Soweit die ersten drei Akte, die im Einzelnen nicht ohne theatralisches Geschick gemacht sind und namentlich durch einen jungen Hilfsgeistlichen gehalten wurden, eine Art Naturburschen von christlichem Prediger, der einen frischen Luftzug in die aus Rohheit und Sentimentalität gemischte Atmosphäre dieses ostpreußischen Gutsbesitzerheims bringt. Es kam nun alles auf den vierten Akt an, der die Lösung eines dramatischen Konflikts bringen sollte, von dem man ohne unbillige Übertreibung sagen durfte, dass er an allen Gebrechen eines Thesenstücks litt. Tatsächlich jedoch bringt der letzte Akt nichts als einiges wirre Gerede der „Notstandskinder", die schließlich aus „Dankbarkeit" resignieren; der Bräutigam schiebt mit der legitimen Braut und den lieben Schwiegereltern aufs Standesamt ab, während das „Heimchen" einsam zurückbleibt und von Schmerz zerrissen ins Taschentuch beißt. Darüber fällt der Vorhang, und das genarrte Publikum kann sich nach Hause trollen.

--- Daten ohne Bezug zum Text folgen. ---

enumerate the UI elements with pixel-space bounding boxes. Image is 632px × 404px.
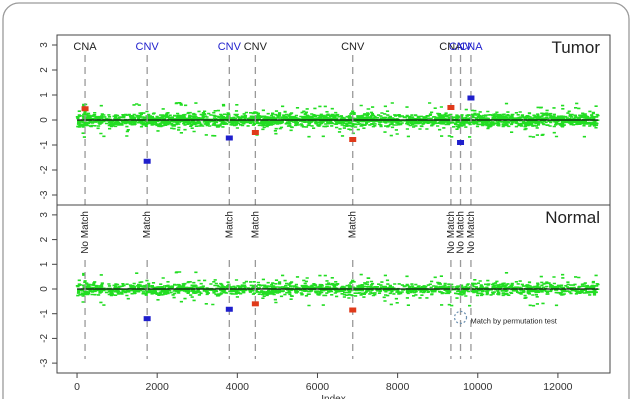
tumor-y-tick-label: -1 (39, 140, 50, 149)
tumor-segment-mean (349, 137, 357, 142)
tumor-marker-label: CNV (449, 41, 473, 53)
normal-marker-label: No Match (80, 211, 91, 254)
x-axis-label: Index (321, 394, 345, 399)
x-tick-label: 4000 (226, 381, 250, 393)
normal-marker-label: Match (348, 211, 359, 238)
x-tick-label: 6000 (306, 381, 330, 393)
normal-y-tick-label: 2 (39, 236, 50, 242)
tumor-segment-mean (467, 95, 475, 101)
tumor-segment-mean (251, 130, 259, 135)
normal-panel-title: Normal (545, 208, 600, 227)
tumor-marker-label: CNA (73, 41, 97, 53)
normal-segment-mean (251, 301, 259, 307)
tumor-y-tick-label: 0 (39, 117, 50, 123)
normal-marker-label: Match (224, 211, 235, 238)
tumor-marker-label: CNA (459, 41, 483, 53)
tumor-marker-label: CNV (341, 41, 365, 53)
tumor-marker-label: CNV (218, 41, 242, 53)
normal-marker-label: No Match (456, 211, 467, 254)
permutation-circle (453, 310, 468, 325)
tumor-y-tick-label: 3 (39, 42, 50, 48)
x-tick-label: 0 (74, 381, 80, 393)
tumor-y-tick-label: 1 (39, 92, 50, 98)
tumor-segment-mean (447, 105, 455, 110)
x-tick-label: 8000 (386, 381, 410, 393)
normal-segment-mean (143, 316, 151, 322)
normal-marker-label: No Match (446, 211, 457, 254)
tumor-y-tick-label: 2 (39, 67, 50, 73)
permutation-annotation: Match by permutation test (471, 316, 558, 325)
x-tick-label: 2000 (146, 381, 170, 393)
normal-marker-label: Match (142, 211, 153, 238)
normal-segment-mean (225, 306, 233, 312)
normal-y-tick-label: 0 (39, 286, 50, 292)
tumor-segment-mean (143, 158, 151, 164)
normal-y-tick-label: -2 (39, 334, 50, 343)
tumor-panel-title: Tumor (552, 38, 601, 57)
tumor-y-tick-label: -3 (39, 190, 50, 199)
tumor-marker-label: CNV (244, 41, 268, 53)
x-tick-label: 12000 (543, 381, 572, 393)
normal-y-tick-label: -3 (39, 358, 50, 367)
normal-y-tick-label: 3 (39, 212, 50, 218)
normal-y-tick-label: 1 (39, 261, 50, 267)
normal-marker-label: No Match (466, 211, 477, 254)
x-tick-label: 10000 (463, 381, 492, 393)
tumor-segment-mean (81, 106, 89, 112)
normal-marker-label: Match (250, 211, 261, 238)
tumor-y-tick-label: -2 (39, 165, 50, 174)
tumor-marker-label: CNV (136, 41, 160, 53)
tumor-marker-label: CNA (439, 41, 463, 53)
normal-y-tick-label: -1 (39, 309, 50, 318)
normal-segment-mean (349, 307, 357, 313)
tumor-segment-mean (225, 135, 233, 141)
tumor-segment-mean (457, 140, 465, 145)
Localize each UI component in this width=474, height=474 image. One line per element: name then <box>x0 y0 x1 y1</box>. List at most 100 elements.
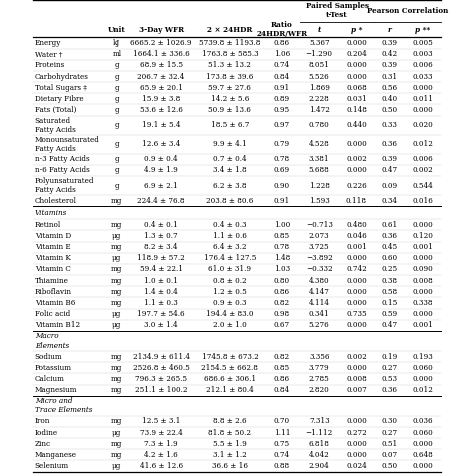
Text: 6.2 ± 3.8: 6.2 ± 3.8 <box>213 182 246 190</box>
Text: 0.42: 0.42 <box>382 50 398 58</box>
Text: mg: mg <box>111 299 122 307</box>
Text: −1.112: −1.112 <box>306 428 333 437</box>
Text: 4.2 ± 1.6: 4.2 ± 1.6 <box>144 451 178 459</box>
Text: 0.40: 0.40 <box>382 95 398 103</box>
Text: 1664.1 ± 336.6: 1664.1 ± 336.6 <box>133 50 190 58</box>
Text: 0.000: 0.000 <box>412 310 433 318</box>
Text: 5739.8 ± 1193.8: 5739.8 ± 1193.8 <box>199 39 261 47</box>
Text: 0.74: 0.74 <box>274 451 290 459</box>
Text: 173.8 ± 39.6: 173.8 ± 39.6 <box>206 73 254 81</box>
Text: 0.86: 0.86 <box>274 39 290 47</box>
Text: 0.002: 0.002 <box>346 155 367 164</box>
Text: 0.742: 0.742 <box>346 265 367 273</box>
Text: 1763.8 ± 585.3: 1763.8 ± 585.3 <box>201 50 258 58</box>
Text: 0.34: 0.34 <box>382 197 398 205</box>
Text: 0.031: 0.031 <box>346 95 367 103</box>
Text: 0.000: 0.000 <box>346 288 367 296</box>
Text: 0.001: 0.001 <box>412 243 433 251</box>
Text: mg: mg <box>111 451 122 459</box>
Text: g: g <box>115 140 119 148</box>
Text: 2.904: 2.904 <box>309 462 329 470</box>
Text: 6.4 ± 3.2: 6.4 ± 3.2 <box>213 243 246 251</box>
Text: 0.480: 0.480 <box>346 221 367 229</box>
Text: 686.6 ± 306.1: 686.6 ± 306.1 <box>204 375 256 383</box>
Text: −3.892: −3.892 <box>306 255 333 262</box>
Text: Vitamin E: Vitamin E <box>35 243 71 251</box>
Text: Macro
Elements: Macro Elements <box>35 332 69 349</box>
Text: μg: μg <box>112 255 121 262</box>
Text: 197.7 ± 54.6: 197.7 ± 54.6 <box>137 310 185 318</box>
Text: 14.2 ± 5.6: 14.2 ± 5.6 <box>211 95 249 103</box>
Text: 1.869: 1.869 <box>309 84 330 91</box>
Text: mg: mg <box>111 288 122 296</box>
Text: Water †: Water † <box>35 50 62 58</box>
Text: 0.98: 0.98 <box>274 310 290 318</box>
Text: 0.193: 0.193 <box>412 353 433 361</box>
Text: Ratio
24HDR/WFR: Ratio 24HDR/WFR <box>256 21 308 38</box>
Text: n-6 Fatty Acids: n-6 Fatty Acids <box>35 166 90 174</box>
Text: 1.0 ± 0.1: 1.0 ± 0.1 <box>144 277 178 285</box>
Text: 36.6 ± 16: 36.6 ± 16 <box>212 462 248 470</box>
Text: 2.228: 2.228 <box>309 95 329 103</box>
Text: 4.114: 4.114 <box>309 299 330 307</box>
Text: 3.0 ± 1.4: 3.0 ± 1.4 <box>145 321 178 329</box>
Text: 0.011: 0.011 <box>412 95 433 103</box>
Text: Monounsaturated
Fatty Acids: Monounsaturated Fatty Acids <box>35 136 100 153</box>
Text: Vitamin K: Vitamin K <box>35 255 71 262</box>
Text: 0.53: 0.53 <box>382 375 398 383</box>
Text: mg: mg <box>111 418 122 425</box>
Text: 0.36: 0.36 <box>382 232 398 240</box>
Text: 0.016: 0.016 <box>412 197 433 205</box>
Text: 176.4 ± 127.5: 176.4 ± 127.5 <box>204 255 256 262</box>
Text: g: g <box>115 182 119 190</box>
Text: 0.9 ± 0.3: 0.9 ± 0.3 <box>213 299 246 307</box>
Text: 0.25: 0.25 <box>382 265 398 273</box>
Text: Iron: Iron <box>35 418 50 425</box>
Text: 0.120: 0.120 <box>412 232 433 240</box>
Text: μg: μg <box>112 462 121 470</box>
Text: 2 × 24HDR: 2 × 24HDR <box>207 26 253 34</box>
Text: 212.1 ± 80.4: 212.1 ± 80.4 <box>206 386 254 394</box>
Text: 1.228: 1.228 <box>309 182 330 190</box>
Text: 0.060: 0.060 <box>412 428 433 437</box>
Text: 0.341: 0.341 <box>309 310 329 318</box>
Text: 0.50: 0.50 <box>382 462 398 470</box>
Text: 0.88: 0.88 <box>274 462 290 470</box>
Text: Cholesterol: Cholesterol <box>35 197 77 205</box>
Text: 0.85: 0.85 <box>274 232 290 240</box>
Text: 61.0 ± 31.9: 61.0 ± 31.9 <box>209 265 251 273</box>
Text: 1745.8 ± 673.2: 1745.8 ± 673.2 <box>201 353 258 361</box>
Text: 0.440: 0.440 <box>346 121 367 129</box>
Text: Total Sugars ‡: Total Sugars ‡ <box>35 84 87 91</box>
Text: 4.042: 4.042 <box>309 451 329 459</box>
Text: 0.31: 0.31 <box>382 73 398 81</box>
Text: Vitamin D: Vitamin D <box>35 232 71 240</box>
Text: 0.000: 0.000 <box>412 288 433 296</box>
Text: 0.000: 0.000 <box>412 375 433 383</box>
Text: 7.313: 7.313 <box>309 418 329 425</box>
Text: 2.0 ± 1.0: 2.0 ± 1.0 <box>213 321 247 329</box>
Text: 0.000: 0.000 <box>412 462 433 470</box>
Text: 9.9 ± 4.1: 9.9 ± 4.1 <box>213 140 247 148</box>
Text: 0.86: 0.86 <box>274 288 290 296</box>
Text: 1.11: 1.11 <box>274 428 290 437</box>
Text: 0.735: 0.735 <box>346 310 367 318</box>
Text: 0.204: 0.204 <box>346 50 367 58</box>
Text: 0.338: 0.338 <box>412 299 433 307</box>
Text: 0.000: 0.000 <box>346 321 367 329</box>
Text: 0.19: 0.19 <box>382 353 398 361</box>
Text: 0.51: 0.51 <box>382 440 398 448</box>
Text: 0.27: 0.27 <box>382 428 398 437</box>
Text: Vitamin B6: Vitamin B6 <box>35 299 75 307</box>
Text: 53.6 ± 12.6: 53.6 ± 12.6 <box>140 106 182 114</box>
Text: Proteins: Proteins <box>35 61 65 69</box>
Text: 0.39: 0.39 <box>382 155 398 164</box>
Text: 5.5 ± 1.9: 5.5 ± 1.9 <box>213 440 247 448</box>
Text: g: g <box>115 95 119 103</box>
Text: 3-Day WFR: 3-Day WFR <box>138 26 184 34</box>
Text: 2.820: 2.820 <box>309 386 329 394</box>
Text: 73.9 ± 22.4: 73.9 ± 22.4 <box>140 428 182 437</box>
Text: 0.69: 0.69 <box>274 166 290 174</box>
Text: 8.051: 8.051 <box>309 61 330 69</box>
Text: mg: mg <box>111 353 122 361</box>
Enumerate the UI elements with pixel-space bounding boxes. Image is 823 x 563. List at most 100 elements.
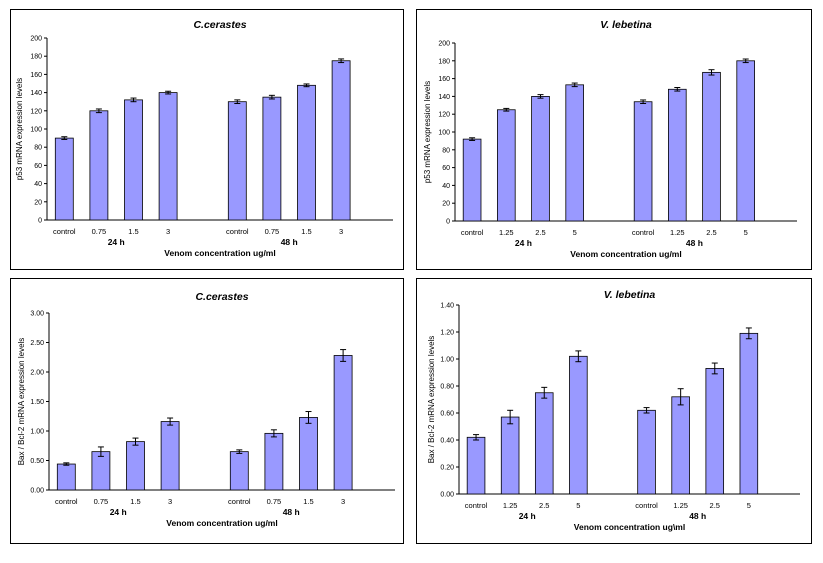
- category-label: 2.5: [539, 501, 549, 510]
- category-label: 1.5: [303, 497, 313, 506]
- y-tick-label: 1.40: [440, 303, 454, 310]
- category-label: 0.75: [92, 227, 107, 236]
- category-label: 2.5: [710, 501, 720, 510]
- category-label: 1.25: [673, 501, 688, 510]
- x-axis-label: Venom concentration ug/ml: [164, 248, 275, 258]
- chart-panel-cc-p53: C.cerastes 0 20 40 60 80 100 120 140 160 180 200 p53…: [10, 9, 404, 270]
- y-tick-label: 0.60: [440, 411, 454, 418]
- chart-svg: C.cerastes 0 20 40 60 80 100 120 140 160 180 200 p53…: [15, 19, 393, 258]
- y-tick-label: 100: [438, 130, 450, 137]
- bar: [702, 71, 721, 222]
- y-tick-label: 1.20: [440, 330, 454, 337]
- category-label: control: [55, 497, 78, 506]
- category-label: 1.5: [301, 227, 311, 236]
- chart-title: C.cerastes: [193, 19, 246, 31]
- y-tick-label: 0.20: [440, 465, 454, 472]
- bar: [462, 138, 482, 222]
- group-label: 48 h: [283, 507, 300, 517]
- bar: [264, 432, 284, 491]
- bar: [500, 416, 520, 495]
- y-tick-label: 40: [442, 183, 450, 190]
- bar: [333, 355, 353, 491]
- x-axis-label: Venom concentration ug/ml: [570, 249, 681, 259]
- category-label: control: [461, 228, 484, 237]
- category-label: control: [465, 501, 488, 510]
- y-tick-label: 180: [30, 54, 42, 61]
- bar: [160, 421, 180, 491]
- category-label: 1.25: [503, 501, 518, 510]
- y-tick-label: 80: [34, 145, 42, 152]
- bar: [54, 137, 74, 221]
- bar: [534, 392, 554, 495]
- y-axis-label: p53 mRNA expression levels: [423, 81, 432, 183]
- category-label: 5: [573, 228, 577, 237]
- group-label: 48 h: [686, 238, 703, 248]
- x-axis-label: Venom concentration ug/ml: [166, 518, 277, 528]
- y-tick-label: 80: [442, 147, 450, 154]
- chart-svg: C.cerastes 0.00 0.50 1.00 1.50 2.00 2.50 3.00 Ba…: [17, 291, 395, 528]
- y-tick-label: 200: [30, 36, 42, 43]
- y-tick-label: 1.50: [30, 399, 44, 406]
- bar: [637, 409, 656, 495]
- chart-panel-vl-p53: V. lebetina 0 20 40 60 80 100 120 140 160 180 200 p5…: [416, 9, 812, 270]
- y-tick-label: 20: [34, 199, 42, 206]
- group-label: 48 h: [281, 237, 298, 247]
- chart-title: V. lebetina: [600, 19, 652, 31]
- y-tick-label: 0.40: [440, 438, 454, 445]
- y-axis-label: Bax / Bcl-2 mRNA expression levels: [427, 336, 436, 464]
- y-tick-label: 140: [30, 90, 42, 97]
- category-label: 1.25: [670, 228, 685, 237]
- category-label: 2.5: [706, 228, 716, 237]
- y-tick-label: 180: [438, 58, 450, 65]
- category-label: 0.75: [267, 497, 282, 506]
- category-label: 5: [747, 501, 751, 510]
- y-tick-label: 0: [446, 219, 450, 226]
- y-tick-label: 100: [30, 127, 42, 134]
- bar: [297, 84, 316, 221]
- x-axis-label: Venom concentration ug\ml: [574, 522, 685, 532]
- category-label: 1.5: [128, 227, 138, 236]
- category-label: 5: [576, 501, 580, 510]
- group-label: 24 h: [515, 238, 532, 248]
- y-tick-label: 160: [30, 72, 42, 79]
- bar: [299, 417, 318, 491]
- y-tick-label: 60: [442, 165, 450, 172]
- category-label: 3: [341, 497, 345, 506]
- y-tick-label: 120: [438, 112, 450, 119]
- y-tick-label: 0.00: [440, 492, 454, 499]
- y-tick-label: 3.00: [30, 311, 44, 318]
- chart-svg: V. lebetina 0 20 40 60 80 100 120 140 160 180 200 p5…: [423, 19, 797, 259]
- chart-panel-vl-bax: V. lebetina 0.00 0.20 0.40 0.60 0.80 1.00 1.20 1…: [416, 278, 812, 544]
- bar: [89, 110, 109, 221]
- y-tick-label: 2.50: [30, 340, 44, 347]
- category-label: 3: [168, 497, 172, 506]
- bar: [331, 60, 351, 221]
- category-label: control: [53, 227, 76, 236]
- bar: [633, 101, 653, 222]
- bar: [91, 451, 111, 491]
- category-label: 1.25: [499, 228, 514, 237]
- bar: [671, 396, 690, 495]
- category-label: 2.5: [535, 228, 545, 237]
- category-label: control: [228, 497, 251, 506]
- y-tick-label: 60: [34, 163, 42, 170]
- y-axis-label: Bax / Bcl-2 mRNA expression levels: [17, 338, 26, 466]
- category-label: 3: [339, 227, 343, 236]
- category-label: 5: [744, 228, 748, 237]
- category-label: control: [632, 228, 655, 237]
- y-tick-label: 20: [442, 201, 450, 208]
- bar: [565, 84, 584, 222]
- y-tick-label: 40: [34, 181, 42, 188]
- chart-title: C.cerastes: [195, 291, 248, 303]
- y-tick-label: 0: [38, 218, 42, 225]
- y-tick-label: 2.00: [30, 370, 44, 377]
- group-label: 48 h: [689, 511, 706, 521]
- category-label: 0.75: [94, 497, 109, 506]
- bar: [126, 441, 145, 491]
- category-label: 0.75: [265, 227, 280, 236]
- bar: [569, 355, 588, 495]
- y-tick-label: 140: [438, 94, 450, 101]
- group-label: 24 h: [110, 507, 127, 517]
- category-label: control: [226, 227, 249, 236]
- chart-svg: V. lebetina 0.00 0.20 0.40 0.60 0.80 1.00 1.20 1…: [427, 289, 800, 532]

Wie die Freunde Sudermanns die „Drei Reiherfedern" damit zu entschuldigen suchten, dass in dies Märchendrama persönliche Erlebnisse hineingeheimnist sein sollten, die der profanen Welt unbekannt seien, so suchen sie das „Johannisfeuer" damit herauszureden, dass es eine Jugendarbeit des Dichters sei und als solche milder beurteilt werden müsse als die Werke des gereiften Meisters. Die eine Ausrede ist der anderen wert. Sudermann ist zwar Vorsitzender des Goethe-Bundes, dieser ärgsten Travestie auf Goethes großen Namen, aber deshalb hat er doch noch nicht das Recht, Allotria zu treiben, die etwa an diese oder jene Schwäche des gealterten Goethe erinnern könnten. Ist sein Talent bereits greisenhafter Schwäche verfallen, so mag er ruhig einpacken. Jedoch treffen jene Ausreden kaum das Richtige; gerade das „Johannisfeuer" zeigt in seinen erträglicheren Partien, dass Sudermann sein Talent, wie hoch oder wie niedrig man es einschätzen mag, immerhin noch besitzt, und dass ihm nur der Atem ausgegangen ist, Thesen durchzufechten, die sich mit den sozialen Konflikten der Gegenwart berühren. Insofern besteht ein Zusammenhang zwischen dem Dichter des „Johannisfeuers" und dem Vorsitzenden des Goethe-Bundes; sucht man zu entdecken, was hinter dem großen Aufwand von Worten steckt, so findet man in beiden Fällen ein lächerliches Nichts.

Bleibe man also mit allen Ausreden hübsch zu Hause und lasse man sich an der betrübenden, aber unabweisbaren Tatsache genügen, dass der Dichter des „Johannisfeuers" und der Vorsitzende des Goethe-Bundes gleichermaßen ausgepfiffen zu werden verdienen.